Question

Volume (in ml) of $0.7M$ \[NaOH\] required for complete reaction with 350ml of $0.3M$ ${H_3}P{O_3}$ solution is:
A.$300ml$
B.\[450ml\]
C.\[150ml\]
D.\[350ml\]

Answer 1

Hint: By the concept of equivalent, \[{n_1}{M_1}{V_1} = {n_2}{M_2}{V_2}\] .The n-factor of \[NaOH = 1\] and the n-factor of \[{H_3}P{O_3} = 2\] . Substitute all the values in this equation and calculate the solution.

Complete answer:
For solving this problem, we need to use the concept of equivalence.
The quantity of a substance which reacts with (or is equivalent to) an arbitrary quantity of another substance in a given chemical reaction is an equivalent (symbol: officially Equiv; unofficially but sometimes Eq). It is an obsolete unit of measurement that has been used in biological sciences and chemistry. Its relative weight is called the mass of an equivalent.
Or
The number of moles of an ion in a solution, multiplied by the value of that ion, is an equivalent.
In very simple words an equivalent gives us a relation between two substances that can react completely with each other.
Now, by the concept of equivalent
Equivalent \[NaOH = \] Equivalent ${H_3}P{O_3}$
Since Equivalent \[ = NV\]
Here, \[N = \] Normality
\[V = \] Volume
Again, since \[N = nM\]
Here, \[n = \] n-factor
\[M = \] Molarity
So, Equivalent \[ = nMV\]
So, the initial equation becomes
\[{n_1}{M_1}{V_1} = {n_2}{M_2}{V_2}\]
Here, \[{n_1} = \] the n-factor of \[NaOH = 1\]
\[{M_1} = \] Molarity of \[NaOH = 0.7M\]
\[{V_1} = \] The volume of \[NaOH\] that reacts with \[{H_3}P{O_3}\]
\[{n_2} = \] n-factor of \[{H_3}P{O_3} = 2\]
\[{M_2} = \] Molarity of \[{H_3}P{O_3} = 0.3M\]
\[{V_2} = \] Volume of \[{H_3}P{O_3} = 350ml\]
So, \[1 \times 0.7 \times {V_1} = 0.3 \times 2 \times 350\]
\[{V_1} = 300ml\]
Hence, \[300ml\] of $0.7M$ \[NaOH\] is required for a complete reaction with 350ml of $0.3M$ ${H_3}P{O_3}$ solution.

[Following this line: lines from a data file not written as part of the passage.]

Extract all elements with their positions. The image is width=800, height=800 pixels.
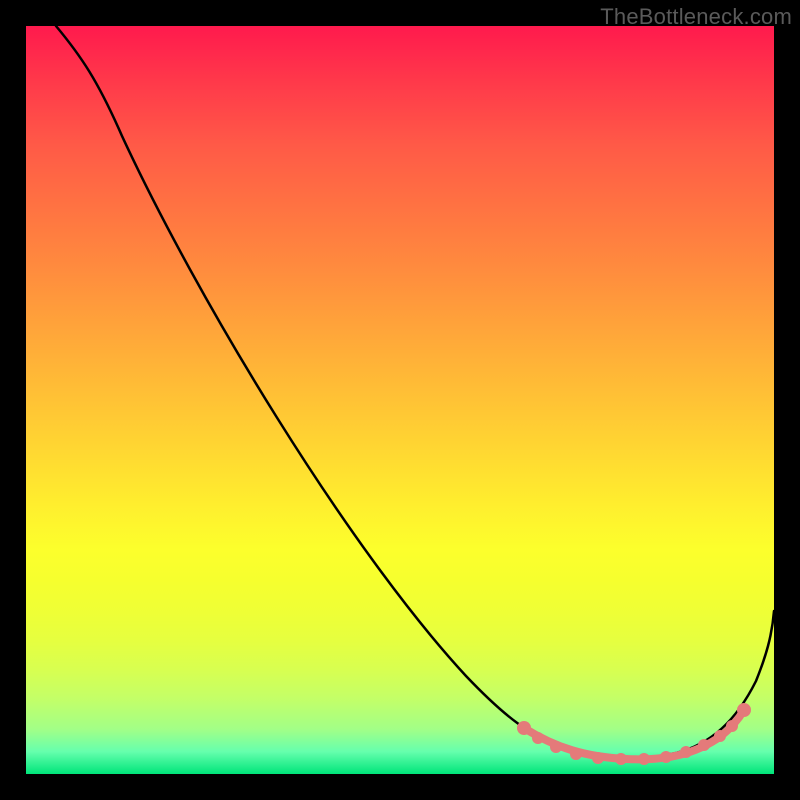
marker-dot [592, 752, 604, 764]
marker-dot [698, 739, 710, 751]
marker-dot [680, 746, 692, 758]
marker-dot [615, 753, 627, 765]
plot-area [26, 26, 774, 774]
chart-frame: TheBottleneck.com [0, 0, 800, 800]
marker-dot [638, 753, 650, 765]
attribution-text: TheBottleneck.com [600, 4, 792, 30]
marker-dot [550, 741, 562, 753]
marker-dot [570, 748, 582, 760]
marker-dot [660, 751, 672, 763]
chart-svg [26, 26, 774, 774]
bottleneck-curve [56, 26, 774, 758]
marker-dot [532, 732, 544, 744]
marker-dot [726, 720, 738, 732]
marker-dot [517, 721, 531, 735]
marker-dot [714, 730, 726, 742]
marker-dot [737, 703, 751, 717]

Hence, option A is the correct choice.

Note:
Molarity - Molar concentration is a measure of the concentration of a chemical species, in particular of a solute in a solution. Normality – A way to measure solvent concentration is normality (N). It is similar to molarity, but in its expression of the solute quantity in a liter (L) of the solution, it uses the gram-equivalent weight of a liquid rather than the gram molecular weight expressed in molarity.